Thursday

February 20th, 2020

Insight

French pedo flap a cautionary tale for OUR cultural aristocrats

Jonah Goldberg

By Jonah Goldberg

Published Jan. 10, 2020

Gabriel Matzneff is not a good man, but it's taken France a long time to realize it.

Norimitsu Onishi of The New York Times reported an astonishing story this week. It begins:

"The French writer Gabriel Matzneff never hid the fact that he engaged in sex with girls and boys in their early teens or even younger. He wrote countless books detailing his insatiable pursuits and appeared on television boasting about them. 'Under 16 Years Old,' was the title of an early book that left no ambiguity.

Matzneff, now 83, spent decades as a French literary darling. His work was supported by leading newspapers and literary publications. He'd appear on highbrow TV shows where he'd regale interviewers and audiences with the sublime pleasures of having sex with children in France and on sex tours of southeast Asia.

His overdue comeuppance is the result of a memoir by one of his victims, Vanessa Springora, who was seduced by a then-50-something Matzneff when she was 14.

"He was not a good man," Springora writes. "He was in fact what we're taught to dread since childhood: an ogre."

In his book "Under 16 Years Old," Matzneff writes, "To sleep with a child, it's a holy experience, a baptismal event, a sacred adventure." The book was first published in 1974 but was republished, apparently with no controversy in 2005. In 2013, Metznaff received a major French literary prize.

How could a country that prides itself on being so enlightened celebrate an ogre? After all, we're not talking about a Jeffrey Epstein, as horrible as he was. The well-connected billionaire spent vast sums to keep his sexual abuses at least somewhat secret. Matzneff not only confessed to his crimes, his confessions were celebrated as literary contributions.


The answer stems in part from the fact that Matzneff was a "Child of '68" -- i.e., a product of the left-wing "May 68" movement that shook France in the 1960s. These radicals subscribed to the idea that anything smacking of traditionalism or bourgeois morality was backward. Conventional sexual morality was part of the same rotten edifice as imperialism and racism. True liberation meant not just freedom from, say, capitalism, but also from the old-fashioned view that sex with kids was wrong. "It's forbidden to forbid" was a rallying cry.

Some argued, Onishi writes, "for abolishing age-of-consent laws, saying that doing so would liberate children from the domination of their parents and allow them to be full, sexual beings."

A few years ago, Daniel Cohn-Bendit, the famous former radical and leader of the European Green movement, got in hot water for his earlier writings and statements about "erotic" encounters with 5-year-olds. He dodged major consequences by disavowing his own words, saying they were merely intended to provoke.

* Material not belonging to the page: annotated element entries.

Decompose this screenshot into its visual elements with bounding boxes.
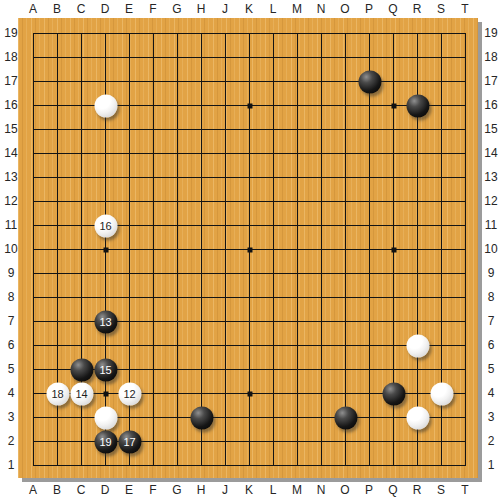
move-number-label-D11: 16 xyxy=(94,214,117,237)
coord-left-4: 4 xyxy=(0,385,24,401)
coord-bottom-S: S xyxy=(428,482,454,498)
coord-bottom-B: B xyxy=(44,482,70,498)
star-point-K4 xyxy=(247,391,252,396)
coord-bottom-F: F xyxy=(140,482,166,498)
coord-left-16: 16 xyxy=(0,97,24,113)
grid-vline-N xyxy=(321,33,322,466)
move-number-label-D5: 15 xyxy=(94,358,117,381)
coord-left-12: 12 xyxy=(0,193,24,209)
coord-right-13: 13 xyxy=(478,169,500,185)
coord-bottom-D: D xyxy=(92,482,118,498)
coord-top-M: M xyxy=(284,1,310,17)
coord-top-F: F xyxy=(140,1,166,17)
coord-bottom-C: C xyxy=(68,482,94,498)
coord-right-18: 18 xyxy=(478,49,500,65)
black-stone-D7[interactable]: 13 xyxy=(94,310,117,333)
coord-top-H: H xyxy=(188,1,214,17)
coord-top-J: J xyxy=(212,1,238,17)
coord-left-5: 5 xyxy=(0,361,24,377)
coord-left-11: 11 xyxy=(0,217,24,233)
coord-bottom-J: J xyxy=(212,482,238,498)
white-stone-R3[interactable] xyxy=(406,406,429,429)
coord-right-6: 6 xyxy=(478,337,500,353)
black-stone-E2[interactable]: 17 xyxy=(118,430,141,453)
grid-hline-9 xyxy=(33,273,466,274)
coord-left-2: 2 xyxy=(0,433,24,449)
black-stone-H3[interactable] xyxy=(190,406,213,429)
star-point-Q10 xyxy=(391,247,396,252)
coord-right-16: 16 xyxy=(478,97,500,113)
coord-bottom-E: E xyxy=(116,482,142,498)
coord-right-10: 10 xyxy=(478,241,500,257)
grid-vline-M xyxy=(297,33,298,466)
coord-bottom-H: H xyxy=(188,482,214,498)
coord-top-D: D xyxy=(92,1,118,17)
coord-bottom-N: N xyxy=(308,482,334,498)
coord-right-5: 5 xyxy=(478,361,500,377)
coord-bottom-G: G xyxy=(164,482,190,498)
move-number-label-C4: 14 xyxy=(70,382,93,405)
black-stone-R16[interactable] xyxy=(406,94,429,117)
coord-left-9: 9 xyxy=(0,265,24,281)
coord-bottom-T: T xyxy=(452,482,478,498)
coord-right-14: 14 xyxy=(478,145,500,161)
coord-top-C: C xyxy=(68,1,94,17)
star-point-D10 xyxy=(103,247,108,252)
coord-top-A: A xyxy=(20,1,46,17)
coord-top-S: S xyxy=(428,1,454,17)
white-stone-D11[interactable]: 16 xyxy=(94,214,117,237)
coord-top-E: E xyxy=(116,1,142,17)
coord-left-18: 18 xyxy=(0,49,24,65)
white-stone-E4[interactable]: 12 xyxy=(118,382,141,405)
coord-right-9: 9 xyxy=(478,265,500,281)
black-stone-D2[interactable]: 19 xyxy=(94,430,117,453)
black-stone-Q4[interactable] xyxy=(382,382,405,405)
grid-vline-L xyxy=(273,33,274,466)
move-number-label-E2: 17 xyxy=(118,430,141,453)
coord-right-12: 12 xyxy=(478,193,500,209)
coord-bottom-P: P xyxy=(356,482,382,498)
go-diagram: AABBCCDDEEFFGGHHJJKKLLMMNNOOPPQQRRSSTT19… xyxy=(0,0,500,500)
coord-right-17: 17 xyxy=(478,73,500,89)
move-number-label-E4: 12 xyxy=(118,382,141,405)
black-stone-C5[interactable] xyxy=(70,358,93,381)
coord-left-13: 13 xyxy=(0,169,24,185)
coord-right-4: 4 xyxy=(478,385,500,401)
move-number-label-D7: 13 xyxy=(94,310,117,333)
coord-left-10: 10 xyxy=(0,241,24,257)
grid-hline-8 xyxy=(33,297,466,298)
coord-left-3: 3 xyxy=(0,409,24,425)
grid-hline-6 xyxy=(33,345,466,346)
move-number-label-B4: 18 xyxy=(46,382,69,405)
coord-top-B: B xyxy=(44,1,70,17)
coord-right-11: 11 xyxy=(478,217,500,233)
black-stone-D5[interactable]: 15 xyxy=(94,358,117,381)
grid-vline-P xyxy=(369,33,370,466)
black-stone-O3[interactable] xyxy=(334,406,357,429)
grid-vline-O xyxy=(345,33,346,466)
star-point-D4 xyxy=(103,391,108,396)
coord-right-7: 7 xyxy=(478,313,500,329)
coord-bottom-L: L xyxy=(260,482,286,498)
coord-right-8: 8 xyxy=(478,289,500,305)
coord-top-P: P xyxy=(356,1,382,17)
move-number-label-D2: 19 xyxy=(94,430,117,453)
star-point-K16 xyxy=(247,103,252,108)
coord-left-15: 15 xyxy=(0,121,24,137)
white-stone-D3[interactable] xyxy=(94,406,117,429)
coord-right-2: 2 xyxy=(478,433,500,449)
white-stone-D16[interactable] xyxy=(94,94,117,117)
coord-left-19: 19 xyxy=(0,25,24,41)
coord-right-19: 19 xyxy=(478,25,500,41)
coord-bottom-R: R xyxy=(404,482,430,498)
coord-top-K: K xyxy=(236,1,262,17)
coord-bottom-K: K xyxy=(236,482,262,498)
coord-bottom-M: M xyxy=(284,482,310,498)
coord-top-N: N xyxy=(308,1,334,17)
coord-bottom-O: O xyxy=(332,482,358,498)
white-stone-B4[interactable]: 18 xyxy=(46,382,69,405)
star-point-Q16 xyxy=(391,103,396,108)
white-stone-C4[interactable]: 14 xyxy=(70,382,93,405)
white-stone-S4[interactable] xyxy=(430,382,453,405)
coord-left-14: 14 xyxy=(0,145,24,161)
coord-right-3: 3 xyxy=(478,409,500,425)
coord-top-T: T xyxy=(452,1,478,17)
coord-top-Q: Q xyxy=(380,1,406,17)
coord-bottom-A: A xyxy=(20,482,46,498)
star-point-K10 xyxy=(247,247,252,252)
coord-right-1: 1 xyxy=(478,457,500,473)
coord-bottom-Q: Q xyxy=(380,482,406,498)
grid-vline-T xyxy=(465,33,466,466)
coord-top-R: R xyxy=(404,1,430,17)
coord-left-1: 1 xyxy=(0,457,24,473)
coord-top-L: L xyxy=(260,1,286,17)
coord-left-17: 17 xyxy=(0,73,24,89)
white-stone-R6[interactable] xyxy=(406,334,429,357)
grid-hline-1 xyxy=(33,465,466,466)
coord-left-7: 7 xyxy=(0,313,24,329)
coord-left-8: 8 xyxy=(0,289,24,305)
coord-top-O: O xyxy=(332,1,358,17)
coord-right-15: 15 xyxy=(478,121,500,137)
black-stone-P17[interactable] xyxy=(358,70,381,93)
coord-top-G: G xyxy=(164,1,190,17)
coord-left-6: 6 xyxy=(0,337,24,353)
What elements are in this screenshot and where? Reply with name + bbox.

Matzneff can't make such claims. His whole identity was invested in the seduction of children and teenagers.

Sociologist Pierre Verdrager, the author of "L'Enfant Interdit," or "Forbidden Child," which chronicled the politics of pedophilia in 1970s France, told Onishi: "There was an aristocracy of sexuality, an elite that was united in putting forth new attitudes and behavior toward sex. And they were also grounded in an extreme prejudice toward ordinary people, whom they regarded as idiots and fools."

America, so backwardly bourgeois in the eyes of these aristocrats, doesn't have France's problems, but it is hardly immune to such dynamics. Director Roman Polanski, who fled America rather than face sentencing for statutory rape, is routinely defended by Hollywood royalty in part because of a similar aristocratic attitude.

Matzneff is a good example of what can happen when people who share a self-styled radical worldview capture the commanding heights of the culture and consider themselves above the rubes from whom they make their money.

There's a reason Ricky Gervais struck such a chord at the Golden Globes on Sunday when he told the assembled Hollywood royalty to get over themselves.

"If you do win an award tonight, don't use it as a platform to make a political speech," Gervais said. "You're in no position to lecture the public about anything. You know nothing about the real world. Most of you spent less time in school than Greta Thunberg."

This should be a cautionary tale for all cultural aristocrats. Not all radical fads hold up well over time. Perhaps in 50 years, a memoir from someone who as a child was subjected to hormone blockers to change his or her gender will provoke similar retroactive outrage.